Un vero rivoluzionario del vino italiano, un avanguardista alla ricerca della croccantezza al naso e al palato, quando in Italia, negli anni Settanta, i bianchi erano grassocci e semplici. I suoi vini fecero scuola e storia. Il calice? Mi sono persa tra le pieghe del passato di questo vino. Il colore è vivace e lucente, un giallo paglierino intenso con leggere venature verdoline. Al naso è intrigante, si lascia scoprire lentamente. Un gioco di profumi capace di insinuare l’attesa di veder svelato quanto promette. Una mistione di vitigni con un ventaglio olfattivo poliedrico. Di fascino.

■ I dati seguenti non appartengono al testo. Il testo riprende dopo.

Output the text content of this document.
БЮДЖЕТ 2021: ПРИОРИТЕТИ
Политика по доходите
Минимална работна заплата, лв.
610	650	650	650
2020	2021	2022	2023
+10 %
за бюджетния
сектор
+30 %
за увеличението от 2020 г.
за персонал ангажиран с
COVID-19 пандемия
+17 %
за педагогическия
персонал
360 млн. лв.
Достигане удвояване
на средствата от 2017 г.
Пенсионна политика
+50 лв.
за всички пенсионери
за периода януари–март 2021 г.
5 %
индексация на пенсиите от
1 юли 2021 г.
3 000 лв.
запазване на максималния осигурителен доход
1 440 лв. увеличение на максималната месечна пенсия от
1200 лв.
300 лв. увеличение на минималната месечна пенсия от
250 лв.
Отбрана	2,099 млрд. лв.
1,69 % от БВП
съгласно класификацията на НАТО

L’olfatto parla di sentori di biancospino, kiwi, ginestra, noce sgusciata. Una complessità in crescendo che non teme l’età. Si fa attendere e coccolare da qualche lento roteare; sentori di erbe aromatiche e tratteggi minerali. La bocca è poderosa e lunga, un buon corpo. Sapori intensi e piacevoli che pennellano un calice in pieno equilibrio gustolfattivo. Il vino è l’espressione più sincera d’un territorio, eredita i suoi tratti in vigna e li cede in ogni calice.
Non c’è nulla da inventare, ma tutto da capire nel vino, scrive Mario Schiopetto.